『真昼の電車』
♪昼間の電車は空いていた。
時間もゆっくり流れているんじゃないか。
でもシートには出荷直前といった肥えた男たちが三頭、ゆうゆうと座っていた。
みんな一生懸命ゲームにこうじている。
カチカチという操作音が電車の音に混じって聞こえてくる。
彼らは、一生懸命なのか、暇つぶしなのか、見た目ではわからない。
判断はむずかしい。
なぜって彼らの表情は乏しいのだ。
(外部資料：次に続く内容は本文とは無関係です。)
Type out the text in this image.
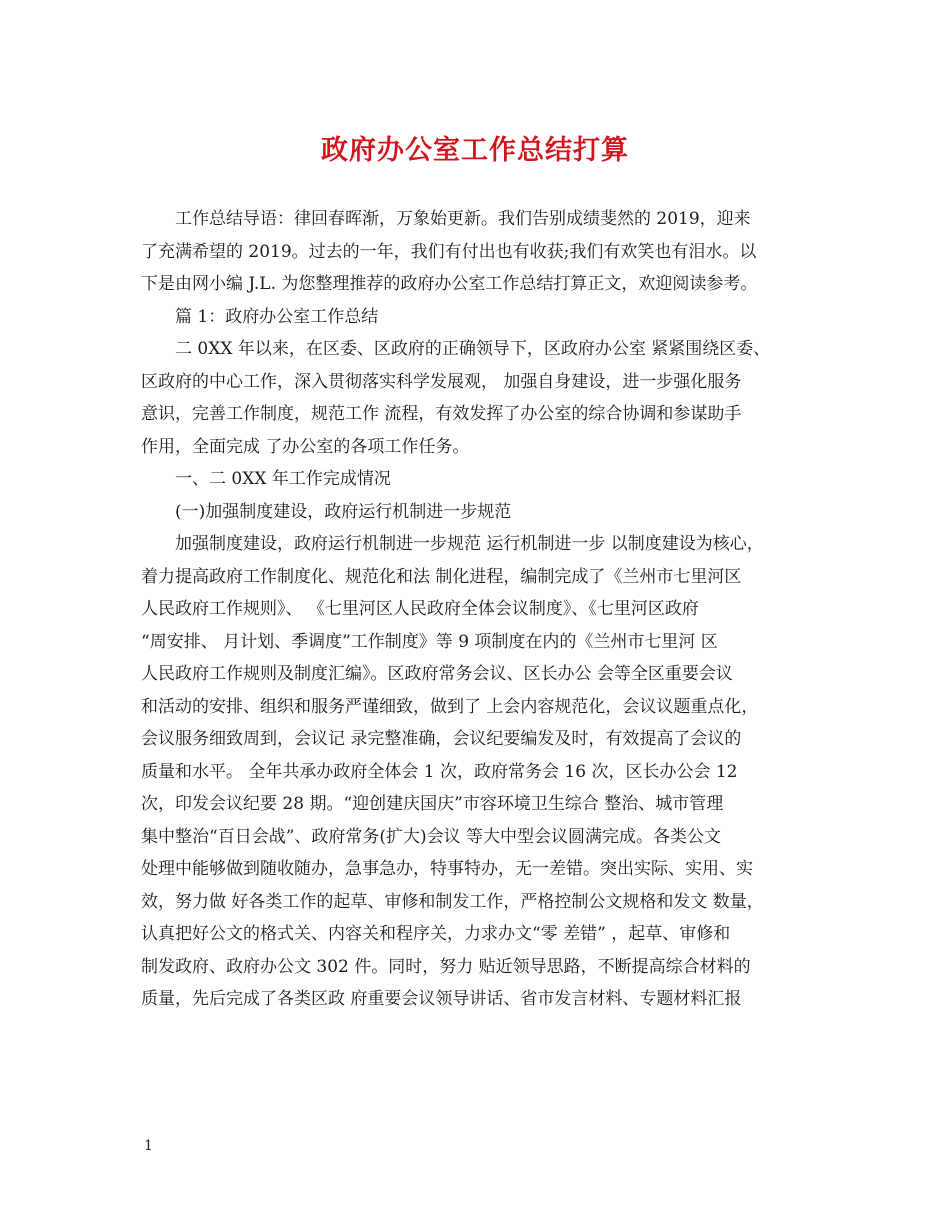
政府办公室工作总结打算
工作总结导语：律回春晖渐，万象始更新。我们告别成绩斐然的 2019，迎来
了充满希望的 2019。过去的一年，我们有付出也有收获;我们有欢笑也有泪水。以
下是由网小编 J.L. 为您整理推荐的政府办公室工作总结打算正文，欢迎阅读参考。
篇 1：政府办公室工作总结
二 0XX 年以来，在区委、区政府的正确领导下，区政府办公室 紧紧围绕区委、
区政府的中心工作，深入贯彻落实科学发展观， 加强自身建设，进一步强化服务
意识，完善工作制度，规范工作 流程，有效发挥了办公室的综合协调和参谋助手
作用，全面完成 了办公室的各项工作任务。
一、二 0XX 年工作完成情况
(一)加强制度建设，政府运行机制进一步规范
加强制度建设，政府运行机制进一步规范 运行机制进一步 以制度建设为核心，
着力提高政府工作制度化、规范化和法 制化进程，编制完成了《兰州市七里河区
人民政府工作规则》、 《七里河区人民政府全体会议制度》、《七里河区政府
“周安排、 月计划、季调度”工作制度》等 9 项制度在内的《兰州市七里河 区
人民政府工作规则及制度汇编》。区政府常务会议、区长办公 会等全区重要会议
和活动的安排、组织和服务严谨细致，做到了 上会内容规范化，会议议题重点化，
会议服务细致周到，会议记 录完整准确，会议纪要编发及时，有效提高了会议的
质量和水平。 全年共承办政府全体会 1 次，政府常务会 16 次，区长办公会 12
次，印发会议纪要 28 期。“迎创建庆国庆”市容环境卫生综合 整治、城市管理
集中整治“百日会战”、政府常务(扩大)会议 等大中型会议圆满完成。各类公文
处理中能够做到随收随办，急事急办，特事特办，无一差错。突出实际、实用、实
效，努力做 好各类工作的起草、审修和制发工作，严格控制公文规格和发文 数量，
认真把好公文的格式关、内容关和程序关，力求办文“零 差错” ，起草、审修和
制发政府、政府办公文 302 件。同时，努力 贴近领导思路，不断提高综合材料的
质量，先后完成了各类区政 府重要会议领导讲话、省市发言材料、专题材料汇报
1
それもかなり乏しいのだ。
目なんかはまったく精気がないし。
トロンとしたその目でちゃんとゲームの画面を見ているのか?
ゲームの中の敵をちゃんと殺せているのか?
表情のとても乏しい肥えた三頭。
ボクはそういう乏しい表情なんか見たくはない。
自分が乏しい表情の一員にならないように気をつけているんだ。
そのせいか、近頃のボクはやたらと目つきが悪くなってきた。
目つきが悪いヤツの一員になってしまった・・・♪
って歌詞っぽくないな^^;
■この国ではゲーム立国とか言われてゲームを過大評価しているように見える。
でも近頃の日本人の“気力のなさ”をつくっているのは、この持ち運び可能ゲームも要因の一つだとおもうんだ。
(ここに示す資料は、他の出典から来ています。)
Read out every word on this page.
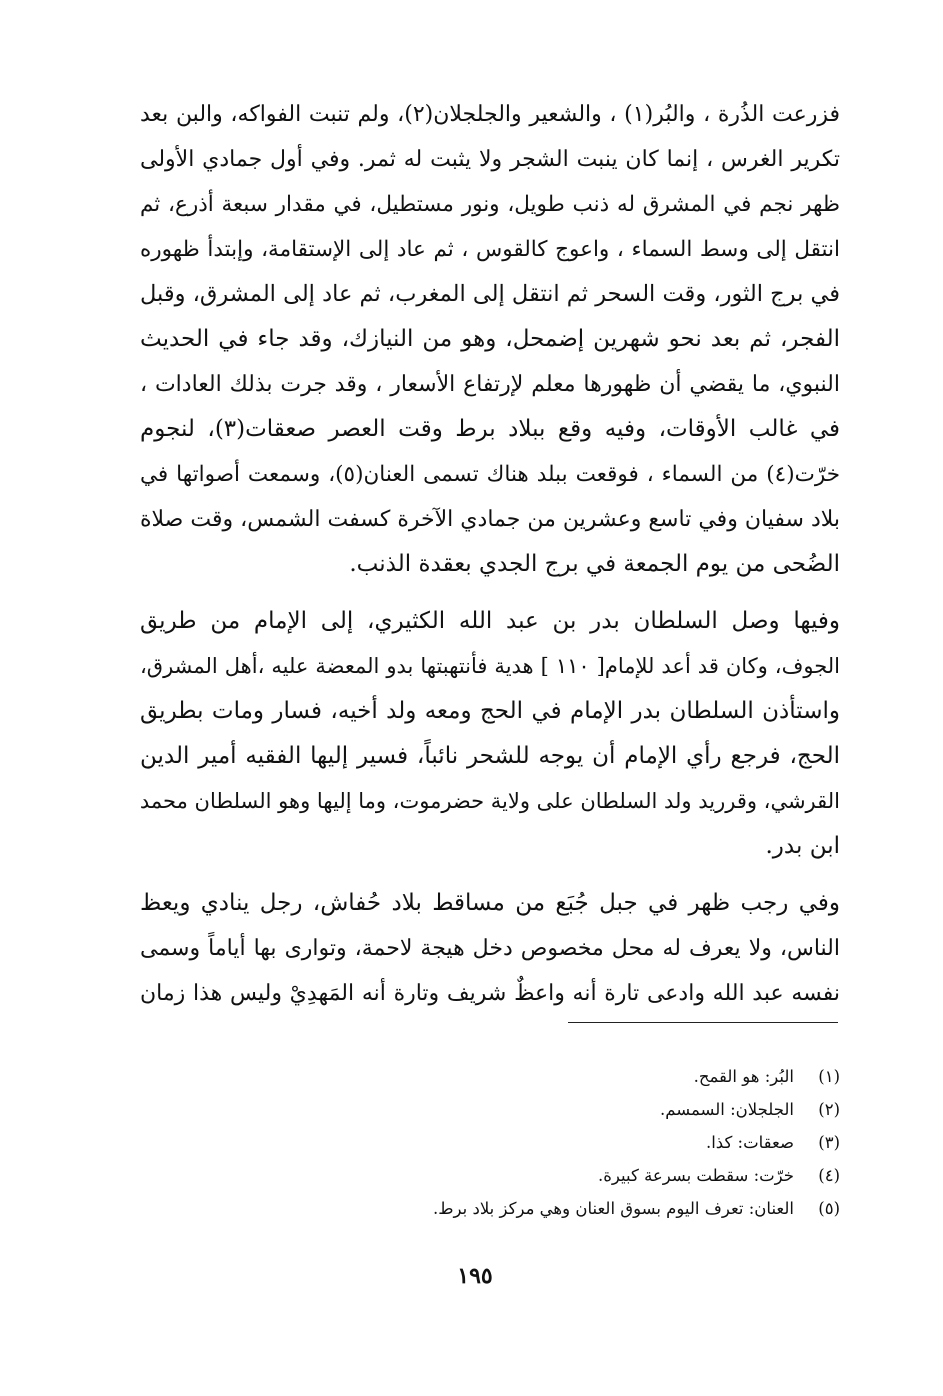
فزرعت الذُرة ، والبُر(١) ، والشعير والجلجلان(٢)، ولم تنبت الفواكه، والبن بعد
تكرير الغرس ، إنما كان ينبت الشجر ولا يثبت له ثمر. وفي أول جمادي الأولى
ظهر نجم في المشرق له ذنب طويل، ونور مستطيل، في مقدار سبعة أذرع، ثم
انتقل إلى وسط السماء ، واعوج كالقوس ، ثم عاد إلى الإستقامة، وإبتدأ ظهوره
في برج الثور، وقت السحر ثم انتقل إلى المغرب، ثم عاد إلى المشرق، وقبل
الفجر، ثم بعد نحو شهرين إضمحل، وهو من النيازك، وقد جاء في الحديث
النبوي، ما يقضي أن ظهورها معلم لإرتفاع الأسعار ، وقد جرت بذلك العادات ،
في غالب الأوقات، وفيه وقع ببلاد برط وقت العصر صعقات(٣)، لنجوم
خرّت(٤) من السماء ، فوقعت ببلد هناك تسمى العنان(٥)، وسمعت أصواتها في
بلاد سفيان وفي تاسع وعشرين من جمادي الآخرة كسفت الشمس، وقت صلاة
الضُحى من يوم الجمعة في برج الجدي بعقدة الذنب.
وفيها وصل السلطان بدر بن عبد الله الكثيري، إلى الإمام من طريق
الجوف، وكان قد أعد للإمام[ ١١٠ ] هدية فأنتهبتها بدو المعضة عليه ،أهل المشرق،
واستأذن السلطان بدر الإمام في الحج ومعه ولد أخيه، فسار ومات بطريق
الحج، فرجع رأي الإمام أن يوجه للشحر نائباً، فسير إليها الفقيه أمير الدين
القرشي، وقرريد ولد السلطان على ولاية حضرموت، وما إليها وهو السلطان محمد
ابن بدر.
وفي رجب ظهر في جبل جُبَع من مساقط بلاد حُفاش، رجل ينادي ويعظ
الناس، ولا يعرف له محل مخصوص دخل هيجة لاحمة، وتوارى بها أياماً وسمى
نفسه عبد الله وادعى تارة أنه واعظٌ شريف وتارة أنه المَهدِيْ وليس هذا زمان
(١)البُر: هو القمح.
(٢)الجلجلان: السمسم.
(٣)صعقات: كذا.
(٤)خرّت: سقطت بسرعة كبيرة.
(٥)العنان: تعرف اليوم بسوق العنان وهي مركز بلاد برط.
١٩٥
ゲーム自体はそれほど悪いもんではないが、いつでもどこでも出来てしまう、ってのが落とし穴。
人って暇な時間をどう過ごすか?によるとおもんです。
暇な時間を勉強にあてるか、読書にあてるか、ゲームにあてるか、そこは自由。
でもないものはできないから、仕方なく本でも読んで時間をつぶすか、ってなるところを、ゲームがカバンにあるからゲームをやる、となる。
(あと、携帯でゲームをやっている人も多いよね)
だからアレはない方がよかったんじゃないか。
そういう検証というか“立ち返り”ってなかなかしないよね。
経済が発展さえすれば人間性は堕落してもいいという国だからさ。
あと、動きや画があまりにリアルだと想像力も養えないしさ、技術発展も怪しいものだと完全に疑っている。
もう必要以上の発展になっている気がするもの。
人にとっての有益な技術発展レベルってとっくに過ぎ去ってしまって、現在は余計で過剰な技術発展と闘っている気がする。
だから子どもに言ってきかせている。
「便利にはあまり良くない場合があるんだよ」って。